Most investors ask only one question before buying a portfolio of investments: “What will my return be?” Usually, they answer this by looking at recently posted one-year returns. Stopping at this question will likely leave you disappointed at some point during your investment journey.
In addition to knowing what the returns of your investments have been recently, be sure to ask the following:
- What has the portfolio returned on average over the past one, three, five and 10 years?
- What was the best and worst three-month period during the past 10 years?
- What was the best and worst one-year period during the past 10 years?
- What was the best and worst three-year period during the past 10 years?
- How has the investment performed during past wars, bear markets, terrorist attacks and elections?
As an example, let’s answer these questions assuming you had a moderate portfolio consisting of 75% stocks and 25% bonds, such as a combo of Vanguard Total Stock Market Index Fund (Ticker: VTSMX) and Vanguard Total Bond Market Index Fund (VBMFX), rebalanced annually.
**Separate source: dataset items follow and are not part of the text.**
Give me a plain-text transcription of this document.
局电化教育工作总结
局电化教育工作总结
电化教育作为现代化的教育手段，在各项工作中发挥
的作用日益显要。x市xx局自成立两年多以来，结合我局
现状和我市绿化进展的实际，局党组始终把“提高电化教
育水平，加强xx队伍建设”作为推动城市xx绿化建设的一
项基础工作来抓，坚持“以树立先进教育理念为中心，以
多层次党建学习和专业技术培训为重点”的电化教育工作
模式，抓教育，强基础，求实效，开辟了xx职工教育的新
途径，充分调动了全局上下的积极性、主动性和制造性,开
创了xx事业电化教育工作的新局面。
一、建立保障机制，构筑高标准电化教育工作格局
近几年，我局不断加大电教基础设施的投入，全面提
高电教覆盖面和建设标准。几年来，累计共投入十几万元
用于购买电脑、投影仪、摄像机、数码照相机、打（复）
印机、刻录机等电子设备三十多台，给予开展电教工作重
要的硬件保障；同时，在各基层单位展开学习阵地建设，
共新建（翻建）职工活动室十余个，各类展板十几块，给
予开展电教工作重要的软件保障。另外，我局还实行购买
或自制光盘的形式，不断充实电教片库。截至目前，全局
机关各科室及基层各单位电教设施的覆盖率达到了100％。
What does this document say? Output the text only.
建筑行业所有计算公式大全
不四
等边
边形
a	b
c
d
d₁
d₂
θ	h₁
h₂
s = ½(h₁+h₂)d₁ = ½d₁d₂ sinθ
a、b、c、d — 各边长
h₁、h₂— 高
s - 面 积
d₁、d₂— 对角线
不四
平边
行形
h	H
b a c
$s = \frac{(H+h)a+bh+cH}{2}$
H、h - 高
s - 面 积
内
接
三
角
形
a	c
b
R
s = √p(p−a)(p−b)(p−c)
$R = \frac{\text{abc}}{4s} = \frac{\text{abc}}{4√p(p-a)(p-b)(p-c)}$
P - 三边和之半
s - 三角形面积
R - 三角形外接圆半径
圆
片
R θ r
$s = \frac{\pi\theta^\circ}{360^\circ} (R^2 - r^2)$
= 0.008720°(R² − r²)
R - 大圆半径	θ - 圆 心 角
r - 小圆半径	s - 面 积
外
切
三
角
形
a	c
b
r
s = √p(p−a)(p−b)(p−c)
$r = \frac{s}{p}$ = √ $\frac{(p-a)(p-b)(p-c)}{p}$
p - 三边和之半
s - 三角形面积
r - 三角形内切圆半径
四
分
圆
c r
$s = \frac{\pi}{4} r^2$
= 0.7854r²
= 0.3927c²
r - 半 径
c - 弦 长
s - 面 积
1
You would have enjoyed an average return of 11.98%, 7.43%, 11.14%, and 7.06% over the past one, three, five and 10 years (according to Morningstar) for the period ending 8/31/2017. However, to obtain that 7.06% 10-year return you would have had to endure a worst three-month period watching the portfolio fall 23.45%, a worst one-year period with a drop of 32.03%, and a three-year period that lost 3.98% per year. For the 10-year period ending 8/31/2017, a $500,000 investment into this portfolio would now be worth $999,194.
Once you know the answers to these questions, you can then ask yourself an even more significant question: “If I want the long-term returns this investment or portfolio can produce, can I withstand the volatility?”